After nearly fourteen years as a parent, the friends from my children’s babyhoods (or beforehand) are much more than touchstones; they are people I’ve been through it with on this end of the family equation, people I trust, people I respect. From the early parenting days—sleep deprivation, poop, breastfeeding, claustrophobia, unbridled fear—through all sorts of unexpected moments—boy wearing dress, broken leg, feather in cheek, struggles with handwriting, loss of extended family members, meanness and kindness—I feel so lucky to have friends who love my babies alongside me. My kids’ homes away from home make me feel comforted, too, as my friends’ rejoicing in my kids’ triumphs make me feel that much more delighted by their accomplishments. Raising a family is so intense; the incredible realization dawns that there is, within the village required to pull off such a gargantuan task, a core group of individuals remembering the steps you’ve taken, literally walking alongside you.

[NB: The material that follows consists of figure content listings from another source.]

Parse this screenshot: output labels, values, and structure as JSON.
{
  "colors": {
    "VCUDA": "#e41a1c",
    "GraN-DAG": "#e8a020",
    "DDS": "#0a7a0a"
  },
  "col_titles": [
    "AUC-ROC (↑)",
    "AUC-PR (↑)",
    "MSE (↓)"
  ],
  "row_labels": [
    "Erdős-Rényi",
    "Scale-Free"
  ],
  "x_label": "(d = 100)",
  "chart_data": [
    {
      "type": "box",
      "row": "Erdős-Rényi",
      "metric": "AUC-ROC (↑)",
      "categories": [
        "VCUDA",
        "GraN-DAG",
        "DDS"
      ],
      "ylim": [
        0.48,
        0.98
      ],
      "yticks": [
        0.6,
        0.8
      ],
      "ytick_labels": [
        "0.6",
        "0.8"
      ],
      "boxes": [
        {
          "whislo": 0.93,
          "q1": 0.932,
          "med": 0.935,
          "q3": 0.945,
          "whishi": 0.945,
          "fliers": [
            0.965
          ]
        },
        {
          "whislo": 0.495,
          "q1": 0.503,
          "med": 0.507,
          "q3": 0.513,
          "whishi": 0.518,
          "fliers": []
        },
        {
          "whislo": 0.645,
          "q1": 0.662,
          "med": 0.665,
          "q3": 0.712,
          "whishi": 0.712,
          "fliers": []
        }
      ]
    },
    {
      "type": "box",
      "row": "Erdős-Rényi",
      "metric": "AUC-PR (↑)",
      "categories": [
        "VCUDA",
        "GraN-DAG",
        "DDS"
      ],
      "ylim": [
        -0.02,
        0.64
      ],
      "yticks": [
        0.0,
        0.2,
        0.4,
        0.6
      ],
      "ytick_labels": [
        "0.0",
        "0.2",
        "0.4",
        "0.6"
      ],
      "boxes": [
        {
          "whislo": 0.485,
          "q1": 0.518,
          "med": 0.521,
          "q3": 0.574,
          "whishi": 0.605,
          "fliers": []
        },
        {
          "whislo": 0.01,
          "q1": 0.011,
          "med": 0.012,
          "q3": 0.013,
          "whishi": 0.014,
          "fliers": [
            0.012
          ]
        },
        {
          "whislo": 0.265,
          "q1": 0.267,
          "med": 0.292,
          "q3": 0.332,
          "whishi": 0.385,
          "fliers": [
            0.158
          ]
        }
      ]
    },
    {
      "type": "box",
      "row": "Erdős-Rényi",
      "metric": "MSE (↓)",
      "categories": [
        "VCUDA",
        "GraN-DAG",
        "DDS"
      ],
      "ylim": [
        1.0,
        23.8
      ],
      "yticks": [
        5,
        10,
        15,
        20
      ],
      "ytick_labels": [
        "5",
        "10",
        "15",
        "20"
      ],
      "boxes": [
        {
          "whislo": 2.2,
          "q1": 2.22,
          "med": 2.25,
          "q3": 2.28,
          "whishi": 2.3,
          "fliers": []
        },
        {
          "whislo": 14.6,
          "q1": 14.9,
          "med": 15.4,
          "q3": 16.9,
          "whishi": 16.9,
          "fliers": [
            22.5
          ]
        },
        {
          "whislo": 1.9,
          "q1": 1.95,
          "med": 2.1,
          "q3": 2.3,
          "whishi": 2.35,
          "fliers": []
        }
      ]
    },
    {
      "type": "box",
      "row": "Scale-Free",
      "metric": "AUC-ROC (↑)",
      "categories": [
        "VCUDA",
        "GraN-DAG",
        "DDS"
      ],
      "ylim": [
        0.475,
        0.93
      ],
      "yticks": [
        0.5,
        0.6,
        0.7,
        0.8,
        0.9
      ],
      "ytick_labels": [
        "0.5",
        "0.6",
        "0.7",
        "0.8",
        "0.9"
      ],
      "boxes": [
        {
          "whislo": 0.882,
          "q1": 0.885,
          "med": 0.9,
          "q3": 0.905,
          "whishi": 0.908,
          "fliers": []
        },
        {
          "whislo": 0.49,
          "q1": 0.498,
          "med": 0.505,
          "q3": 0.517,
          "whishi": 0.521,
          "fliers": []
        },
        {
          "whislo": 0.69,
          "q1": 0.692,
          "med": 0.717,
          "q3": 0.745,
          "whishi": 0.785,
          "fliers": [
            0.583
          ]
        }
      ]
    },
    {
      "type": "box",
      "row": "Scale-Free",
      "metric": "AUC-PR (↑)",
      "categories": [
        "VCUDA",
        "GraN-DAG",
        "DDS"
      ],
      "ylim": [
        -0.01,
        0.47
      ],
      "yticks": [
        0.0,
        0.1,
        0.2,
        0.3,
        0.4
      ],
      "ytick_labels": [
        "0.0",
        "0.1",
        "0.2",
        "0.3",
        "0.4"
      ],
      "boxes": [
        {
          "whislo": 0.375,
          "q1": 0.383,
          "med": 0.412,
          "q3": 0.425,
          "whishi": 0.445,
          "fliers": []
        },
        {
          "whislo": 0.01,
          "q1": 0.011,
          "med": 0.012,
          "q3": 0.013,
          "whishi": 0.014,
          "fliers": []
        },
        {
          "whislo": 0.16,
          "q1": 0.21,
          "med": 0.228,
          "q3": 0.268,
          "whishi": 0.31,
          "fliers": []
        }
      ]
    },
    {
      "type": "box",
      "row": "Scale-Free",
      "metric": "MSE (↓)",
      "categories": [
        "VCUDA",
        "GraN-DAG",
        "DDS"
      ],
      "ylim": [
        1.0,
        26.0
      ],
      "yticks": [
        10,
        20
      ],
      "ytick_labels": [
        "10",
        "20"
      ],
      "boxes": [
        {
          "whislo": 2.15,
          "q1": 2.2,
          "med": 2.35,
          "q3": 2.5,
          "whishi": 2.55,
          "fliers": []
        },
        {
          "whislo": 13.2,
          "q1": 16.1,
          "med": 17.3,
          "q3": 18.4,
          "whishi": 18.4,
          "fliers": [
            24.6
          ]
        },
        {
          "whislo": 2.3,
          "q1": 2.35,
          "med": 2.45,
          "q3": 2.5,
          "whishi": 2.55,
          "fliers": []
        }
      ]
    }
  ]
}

Speaking of villages, the virtual connections made as a writer—people who have edited pieces, or been inspirations, people who have championed my work and vice versa—these ties, over time and with strong literal support of the ever more socially wired Internet, also feed my life in really wonderful ways these days. Working for the most part in isolation as a freelance writer, how satisfying it is to have fellow writers (many of them also parents, writing about parenthood) in my daily life. I love reading what they write. I love the occasions I have to speak or visit (live!) with them. I love getting to share their work with friends outside the writers’ village. Mostly, I love being part of a community of smart, eloquent, funny, compassionate people (yes, mostly women, but not exclusively).

My mother’s friendships (which included her sister, who has passed away, and still includes a generous handful of cousins) have always been characterized—to my mind and I think hers as well—by a very strong inner circle. Her decades-long tried and true friends (also the case for my mother-in-law) have always served as the greatest role models. Friends can really, truly show up for one another. Early in my parents’ separation and divorce process, my mother’s friend (and mine), Linda, called her daily and came over for supper weekly. She just was part of life. My mother has been the same for Linda, simply part of whatever happened. My mother-in-law just returned from North Carolina, driving her dear friend, Esther, down to Greensboro, where Esther will serve for the next couple of years as Provost at Bennett College. That’s just a tiny example of the myriad ways she and Esther have accompanied one another through their lives. They are not only friends, but also collaborators and politically aligned spirits.

Maybe the most apt analogy for friendships is compost. Bits of life experience transmogrify into fertile soil. In order for this to occur, turning and time, air, patience, some TLC—and trust—are all required (humor helps, too). What’s required is seeing not the things ceded but the new things made, the richness revealed, the growth supported and celebrated and earned.